One idea, which would be fantastic if it could work, but probably too complicated, would be to be able to bankswitch CHR-RAM into the PRG window. This is the only way I know you'd really be able to address it during rendering, since it would have to have a location in the CPU memory map. This is just a thought, and if possible, would be neat, but I'm not hinging anything on it. I would expect this idea to be non-feasible in a monetary sense. The downside if it could work is that it will require the board to support larger PRG-ROM to hold the data for both code and graphics.
3. Fine CHR Banking
FME-7, VRC7, MMC5 all support 8 x 1KB. This is great. MMC3's 4 x 1KB + 2 x 2KB is alright, but, finer is better. Since the banks are already split into 1KB on MMC3, you don't gain a benefit of larger capacity or anything for it.

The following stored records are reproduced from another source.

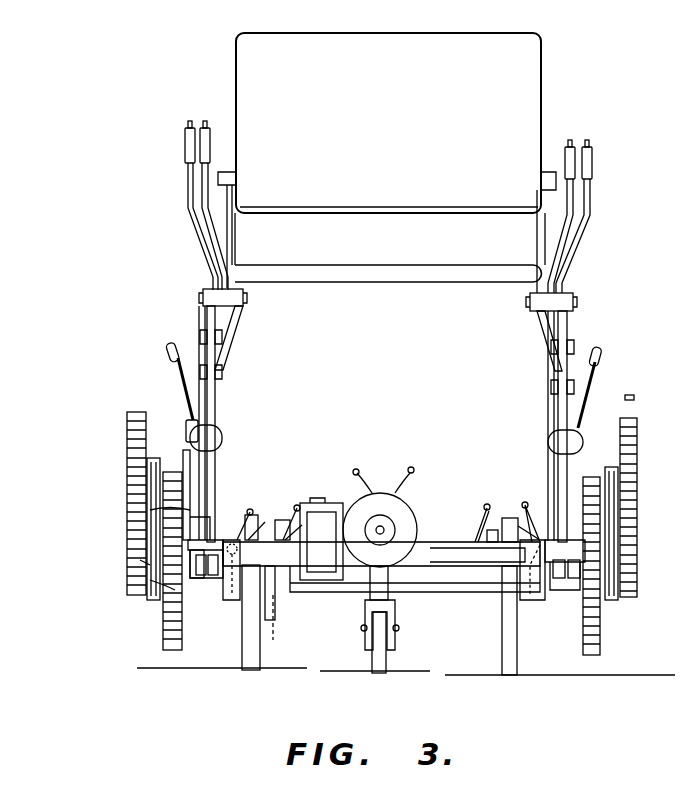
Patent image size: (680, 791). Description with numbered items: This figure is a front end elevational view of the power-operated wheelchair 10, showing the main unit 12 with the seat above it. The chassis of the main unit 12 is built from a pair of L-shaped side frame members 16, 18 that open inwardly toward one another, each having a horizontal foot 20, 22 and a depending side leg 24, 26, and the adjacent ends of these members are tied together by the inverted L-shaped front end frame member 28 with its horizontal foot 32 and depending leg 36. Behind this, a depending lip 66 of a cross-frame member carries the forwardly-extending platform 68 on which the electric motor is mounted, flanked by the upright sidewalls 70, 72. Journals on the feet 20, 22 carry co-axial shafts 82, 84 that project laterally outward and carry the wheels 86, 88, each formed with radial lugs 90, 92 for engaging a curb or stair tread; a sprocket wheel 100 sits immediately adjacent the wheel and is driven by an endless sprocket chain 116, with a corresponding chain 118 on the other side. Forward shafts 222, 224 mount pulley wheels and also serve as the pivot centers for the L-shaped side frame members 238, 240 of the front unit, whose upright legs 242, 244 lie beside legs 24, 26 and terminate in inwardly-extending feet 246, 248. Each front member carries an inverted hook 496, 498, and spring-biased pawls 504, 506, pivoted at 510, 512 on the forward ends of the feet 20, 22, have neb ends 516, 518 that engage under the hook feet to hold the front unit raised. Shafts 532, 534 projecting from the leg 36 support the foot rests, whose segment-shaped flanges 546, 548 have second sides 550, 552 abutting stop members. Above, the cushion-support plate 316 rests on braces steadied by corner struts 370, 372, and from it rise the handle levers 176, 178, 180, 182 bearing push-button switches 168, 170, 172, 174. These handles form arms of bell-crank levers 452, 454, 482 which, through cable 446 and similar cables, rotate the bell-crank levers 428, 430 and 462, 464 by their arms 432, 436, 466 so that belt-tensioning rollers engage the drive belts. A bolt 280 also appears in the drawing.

The power-operated wheelchair 10 is at (637, 327).
The main unit 12 is at (137, 388).
The side frame member 16 is at (132, 568).
The side frame member 18 is at (592, 576).
The horizontal foot 20 is at (152, 512).
The horizontal foot 22 is at (592, 497).
The depending side leg 24 is at (192, 566).
The depending side leg 26 is at (603, 575).
The front end frame member 28 is at (440, 567).
The horizontal foot 32 is at (435, 531).
The depending leg 36 is at (423, 576).
The depending extension or lip 66 is at (418, 578).
The platform 68 is at (320, 590).
The sidewall 70 is at (297, 584).
The sidewall 72 is at (460, 575).
The shaft 82 is at (150, 480).
The shaft 84 is at (585, 500).
The wheel 86 is at (128, 426).
The wheel 88 is at (630, 436).
The lugs 90 is at (130, 493).
The lugs 92 is at (610, 517).
The sprocket wheel 100 is at (166, 478).
The endless sprocket chain 116 is at (158, 452).
The endless sprocket chain 118 is at (612, 472).
The push-button switch 168 is at (192, 121).
The push-button switch 170 is at (206, 121).
The push-button switch 172 is at (572, 140).
The push-button switch 174 is at (588, 140).
The handle lever 176 is at (187, 182).
The handle lever 178 is at (210, 172).
The handle lever 180 is at (572, 192).
The handle lever 182 is at (586, 210).
The shaft 222 is at (130, 592).
The shaft 224 is at (617, 541).
The side frame member 238 is at (205, 580).
The side frame member 240 is at (562, 582).
The upright leg 242 is at (210, 566).
The upright leg 244 is at (580, 583).
The foot 246 is at (220, 577).
The foot 248 is at (555, 585).
The bolt 280 is at (215, 575).
The cushion-support plate 316 is at (442, 282).
The corner strut 370 is at (225, 332).
The corner strut 372 is at (550, 348).
The bell-crank lever 428 is at (252, 517).
The bell-crank lever 430 is at (299, 508).
The arm 432 is at (272, 504).
The arm 436 is at (295, 505).
The cable 446 is at (235, 516).
The bell-crank lever 452 is at (185, 209).
The bell-crank lever 454 is at (217, 204).
The bell-crank lever 462 is at (492, 512).
The bell-crank lever 464 is at (467, 533).
The arm 466 is at (530, 497).
The bell-crank lever 482 is at (553, 234).
The hook 496 is at (242, 605).
The hook 498 is at (507, 598).
The pawl 504 is at (223, 528).
The pawl 506 is at (545, 502).
The pivotal connection 510 is at (210, 516).
The pivotal connection 512 is at (582, 471).
The neb end 516 is at (233, 584).
The neb end 518 is at (530, 588).
The shaft 532 is at (243, 553).
The shaft 534 is at (514, 557).
The segment-shaped flange 546 is at (278, 578).
The segment-shaped flange 548 is at (482, 554).
The second side 550 is at (289, 626).
The second side 552 is at (495, 605).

The only board that I saw that looked like it has significant improvements to the CHR bankswitching was the Namco 163 with bankswitching nametables. I honestly don't really understand what this is for. I don't know if it would provide any benefit that I could use in games.
4. Large ROM capacity
What's the downside of this? Having to use a 16-bit value for bank numbers? That's not so bad. I can't imagine getting a 512 KB or 1024 KB ROM manufactured these days would cost much more than a 256KB ROM. If the bigger ROM makes the game better, then having the board allow that would be nice.
5. 8x8 attributes
It would be nice if this could be turned off for instances when you don't need 8x8 and don't want to use the cycles or ROM for the data, but other than that, I think it would suffice to say that 8x8 attributes would be great from a design perspective, although I have no idea what it takes to implement this in hardware.
Other features would just be basically a wishlist of stuff from the MMC5. If it was really cheap and easy to design, I'd like it, but I don't need the other things. Mostly it's combining a workable scanline counter with fine PRG and CHR banking. If I'm going that far, I'd like to be able to put a good sized ROM on there, and I'd like to explore the possibility of enabling 8x8 attributes.
I don't even know where to begin. I get the general idea that I'm going to have to design a PCB with ICs and other components, but I'm no expert on the subject. Even if I was to hire someone, I highly doubt I could ask a company to build something to the specifications of the Nintendo Entertainment System and expect them to do so without me providing a lot of the fundamental information. I'm sure that it can be done, although I don't know how, but I'm willing to put the work into it, as I am with my game.